Molly Sides is best known as the larger-than-life lead singer of iconic Seattle rock group Thunderpussy. In Danger Diva she plays the even larger Devi Danger—a rock singer whose cybernetically enhanced talents make her an unwitting tool for some real evil tech billionaire types. The sci-fi musical—directed by Robert McGinley (Shredder Orpheus, Jimmy Zip) and shot entirely in Seattle—begins a new October theatrical run at Grand Illusion Cinema. But first, Northwest Film Forum hosts a special screening of the film followed by the premiere of Thunderpussy Live at the Egyptian.
A life-long performer, Sides chats about the challenges in making a feature-length versus performing on stage with her band, and the ways she’s definitely not like her Danger Divacharacter.
Was it weird watching yourself play someone else when the film premiered back in April?
Yes, very. We did a special event at the Egyptian and Thunderpussy played afterwards. But I was like, “I don’t think I can watch this.” I hadn’t seen it before. So for the event I thought I’d just sneak in before we had to play. But everyone said I had to watch it. My mom was there. The whole event felt so warm. So after I few moments I was like okay, this is fun. It’s a fun event. Everyone who was a part of the film was so awesome.
Did it take much convincing for you to do a feature-length?
At the time I was interested in a new challenge. I grew up doing musical theater, and I’d always wanted to be in a film. I’ve done little commercials here and there. I’ve done a lot more choreographing and staging for music videos and commercials because I love being able to frame things. But I really did want to be in a feature-length. I miss acting, kind of disappearing into the different character cloak.
In what ways is performing with a cast and crew different than getting up on stage and performing with your band?

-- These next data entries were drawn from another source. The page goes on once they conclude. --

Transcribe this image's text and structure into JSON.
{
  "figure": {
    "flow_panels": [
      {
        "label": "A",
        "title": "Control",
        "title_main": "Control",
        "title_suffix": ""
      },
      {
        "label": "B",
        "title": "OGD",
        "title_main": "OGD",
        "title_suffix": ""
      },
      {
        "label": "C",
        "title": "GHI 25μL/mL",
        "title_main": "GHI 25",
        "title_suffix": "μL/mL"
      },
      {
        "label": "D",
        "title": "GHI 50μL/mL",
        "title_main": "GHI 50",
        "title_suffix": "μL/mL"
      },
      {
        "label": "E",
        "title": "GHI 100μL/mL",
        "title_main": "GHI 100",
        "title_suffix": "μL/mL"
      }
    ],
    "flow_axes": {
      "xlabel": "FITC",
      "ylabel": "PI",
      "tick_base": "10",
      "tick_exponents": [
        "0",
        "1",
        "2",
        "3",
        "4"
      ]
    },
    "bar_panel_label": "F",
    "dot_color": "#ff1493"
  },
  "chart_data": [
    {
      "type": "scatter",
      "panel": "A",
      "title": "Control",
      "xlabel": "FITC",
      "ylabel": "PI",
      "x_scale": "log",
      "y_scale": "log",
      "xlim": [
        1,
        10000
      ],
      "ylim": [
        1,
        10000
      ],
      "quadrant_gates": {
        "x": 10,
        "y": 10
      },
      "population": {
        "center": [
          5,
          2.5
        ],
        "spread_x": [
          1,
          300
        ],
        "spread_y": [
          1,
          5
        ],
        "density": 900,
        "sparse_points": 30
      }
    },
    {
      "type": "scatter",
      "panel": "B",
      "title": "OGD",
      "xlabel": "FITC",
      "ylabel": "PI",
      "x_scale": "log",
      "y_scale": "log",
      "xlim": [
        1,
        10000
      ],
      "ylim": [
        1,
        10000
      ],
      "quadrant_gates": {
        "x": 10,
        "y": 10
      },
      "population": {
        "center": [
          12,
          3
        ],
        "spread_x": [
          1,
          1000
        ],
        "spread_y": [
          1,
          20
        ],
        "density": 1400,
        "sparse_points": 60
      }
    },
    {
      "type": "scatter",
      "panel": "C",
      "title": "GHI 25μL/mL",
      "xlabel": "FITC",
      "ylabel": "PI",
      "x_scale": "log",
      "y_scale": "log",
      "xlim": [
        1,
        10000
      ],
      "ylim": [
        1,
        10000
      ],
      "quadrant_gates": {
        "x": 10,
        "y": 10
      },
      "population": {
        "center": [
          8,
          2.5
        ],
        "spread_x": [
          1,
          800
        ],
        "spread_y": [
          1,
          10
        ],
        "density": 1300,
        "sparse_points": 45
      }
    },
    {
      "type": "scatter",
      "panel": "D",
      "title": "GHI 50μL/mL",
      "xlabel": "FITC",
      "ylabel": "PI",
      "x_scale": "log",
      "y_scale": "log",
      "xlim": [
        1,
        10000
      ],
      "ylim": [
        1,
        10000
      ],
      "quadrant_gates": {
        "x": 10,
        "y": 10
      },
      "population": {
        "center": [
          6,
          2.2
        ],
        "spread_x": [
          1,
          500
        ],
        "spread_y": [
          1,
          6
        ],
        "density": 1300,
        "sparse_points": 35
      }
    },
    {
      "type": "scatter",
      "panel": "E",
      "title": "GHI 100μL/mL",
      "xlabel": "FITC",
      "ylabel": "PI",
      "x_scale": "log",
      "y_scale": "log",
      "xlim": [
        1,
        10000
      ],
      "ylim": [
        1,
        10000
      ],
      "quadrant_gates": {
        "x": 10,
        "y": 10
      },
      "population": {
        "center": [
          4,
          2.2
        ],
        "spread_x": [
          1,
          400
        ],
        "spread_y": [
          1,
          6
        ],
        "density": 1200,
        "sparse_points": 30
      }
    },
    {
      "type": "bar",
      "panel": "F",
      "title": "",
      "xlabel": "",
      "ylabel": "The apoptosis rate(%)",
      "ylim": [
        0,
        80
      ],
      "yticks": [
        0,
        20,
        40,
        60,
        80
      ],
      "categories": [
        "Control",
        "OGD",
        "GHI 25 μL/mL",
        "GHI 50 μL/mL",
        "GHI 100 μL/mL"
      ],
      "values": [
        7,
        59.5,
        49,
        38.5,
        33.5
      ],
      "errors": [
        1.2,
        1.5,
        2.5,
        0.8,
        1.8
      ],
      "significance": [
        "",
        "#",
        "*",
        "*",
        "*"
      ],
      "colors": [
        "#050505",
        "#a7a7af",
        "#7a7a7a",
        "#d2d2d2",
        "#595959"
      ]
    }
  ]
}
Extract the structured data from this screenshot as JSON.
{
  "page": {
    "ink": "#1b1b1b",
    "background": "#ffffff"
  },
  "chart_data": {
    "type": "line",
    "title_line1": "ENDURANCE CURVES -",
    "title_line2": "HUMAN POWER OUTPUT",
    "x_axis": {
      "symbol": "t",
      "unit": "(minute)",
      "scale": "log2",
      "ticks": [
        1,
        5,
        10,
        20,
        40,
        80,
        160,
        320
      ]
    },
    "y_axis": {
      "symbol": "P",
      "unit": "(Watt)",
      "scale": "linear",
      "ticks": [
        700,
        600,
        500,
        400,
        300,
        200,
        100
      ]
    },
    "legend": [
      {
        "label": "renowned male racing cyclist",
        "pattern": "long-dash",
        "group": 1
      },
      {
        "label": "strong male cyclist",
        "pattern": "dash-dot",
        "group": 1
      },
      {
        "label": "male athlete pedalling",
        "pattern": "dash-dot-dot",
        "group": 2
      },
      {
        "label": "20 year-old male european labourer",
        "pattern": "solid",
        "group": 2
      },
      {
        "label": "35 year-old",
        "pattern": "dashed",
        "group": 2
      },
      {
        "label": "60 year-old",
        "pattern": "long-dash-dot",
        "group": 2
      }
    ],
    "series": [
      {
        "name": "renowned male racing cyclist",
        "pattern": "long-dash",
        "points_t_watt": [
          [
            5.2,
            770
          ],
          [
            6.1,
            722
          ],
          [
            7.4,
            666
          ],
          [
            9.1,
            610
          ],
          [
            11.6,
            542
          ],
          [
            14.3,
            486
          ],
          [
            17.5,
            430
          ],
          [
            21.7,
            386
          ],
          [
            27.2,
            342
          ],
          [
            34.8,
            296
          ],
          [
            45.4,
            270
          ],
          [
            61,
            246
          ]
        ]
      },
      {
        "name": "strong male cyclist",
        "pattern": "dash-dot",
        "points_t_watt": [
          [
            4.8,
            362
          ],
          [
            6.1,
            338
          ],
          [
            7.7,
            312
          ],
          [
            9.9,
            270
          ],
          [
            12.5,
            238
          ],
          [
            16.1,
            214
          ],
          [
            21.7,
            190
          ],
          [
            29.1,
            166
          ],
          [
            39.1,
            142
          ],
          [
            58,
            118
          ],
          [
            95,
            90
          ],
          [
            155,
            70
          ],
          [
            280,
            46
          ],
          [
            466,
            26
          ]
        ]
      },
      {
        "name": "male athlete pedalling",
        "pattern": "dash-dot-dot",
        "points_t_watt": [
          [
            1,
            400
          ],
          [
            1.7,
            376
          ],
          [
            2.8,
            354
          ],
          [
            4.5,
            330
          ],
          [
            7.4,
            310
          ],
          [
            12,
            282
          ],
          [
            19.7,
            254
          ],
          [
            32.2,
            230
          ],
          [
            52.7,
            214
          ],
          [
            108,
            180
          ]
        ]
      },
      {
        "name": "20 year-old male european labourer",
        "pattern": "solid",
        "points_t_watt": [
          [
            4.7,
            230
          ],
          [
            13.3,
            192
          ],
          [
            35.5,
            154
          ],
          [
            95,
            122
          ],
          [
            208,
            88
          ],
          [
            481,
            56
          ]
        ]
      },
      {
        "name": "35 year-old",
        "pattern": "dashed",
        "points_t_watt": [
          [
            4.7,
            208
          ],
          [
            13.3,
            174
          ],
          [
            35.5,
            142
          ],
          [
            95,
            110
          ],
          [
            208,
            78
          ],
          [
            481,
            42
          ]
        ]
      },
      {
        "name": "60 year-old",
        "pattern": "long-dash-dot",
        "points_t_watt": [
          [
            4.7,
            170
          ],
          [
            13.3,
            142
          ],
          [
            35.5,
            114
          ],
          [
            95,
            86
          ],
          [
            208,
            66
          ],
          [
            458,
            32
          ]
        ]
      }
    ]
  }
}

No matter when you share something, you’re giving a part of yourself. I feel like that every time I go on stage, it’s a different day, I have a different emotion. With the film, I really was embodying the intensity of Devi every day. On stage when we perform as Thunderpussy every night is so different because of the crowd. You’re playing off of so many elements.
Sounds like it could be draining to step into such an intense character every day.
It was fun, even with the pure exhaustion of 12, 14, 16 hour shooting days. It would have been a different story with a different crew, if the crew was shitty or unhappy. But every day, people were in it together. Robert was so excited. I didn’t want to let anyone down.
Are there ways in which you’re specifically not like Devi?
Definitely. Devi is always feisty and really stubborn. She’s constantly trying to stimulate herself. I’m trying to find ways not to do that. I’m not always an extrovert. But there were definitely days during shooting when I was just like “Oh there’s Molly.” We shot pretty much every day for the month of August, so I really didn’t feel much divide. I’d go home, take a really long shower to get all the dried blood off my body. Then I’d go to bed, wake up, do it again.
You covered in blood notwithstanding, any life imitates art moments?
Well, the love interest in the band is the drummer. And at that time we didn’t have a drummer. And we were playing with different drummers to see who vibes the best with us. So it was kind of perfect timing and strange that we shot the movie during that time too.
Was it fun shooting around Seattle?
It was really fun shooting around Seattle. Especially the SoDo area. The cast and the crew were Seattle. That was the coolest part about this project. Seeing the production team, the art team, the actors, the dancers, everybody. All Seattle. When all these people can come together it’s an explosion. It was great to see Seattle in a different light. And also through the lens of Robert, who filmed his first movie here in the ’80s. What a gift! People stay and are still creating in this city.
Any secret plans to hang up the mic and act full time?
My priority is definitely the band. That’s important to me. They’re my family. With that said, if I can make movies and make music and tour and shoot the same, that would be a dream come true.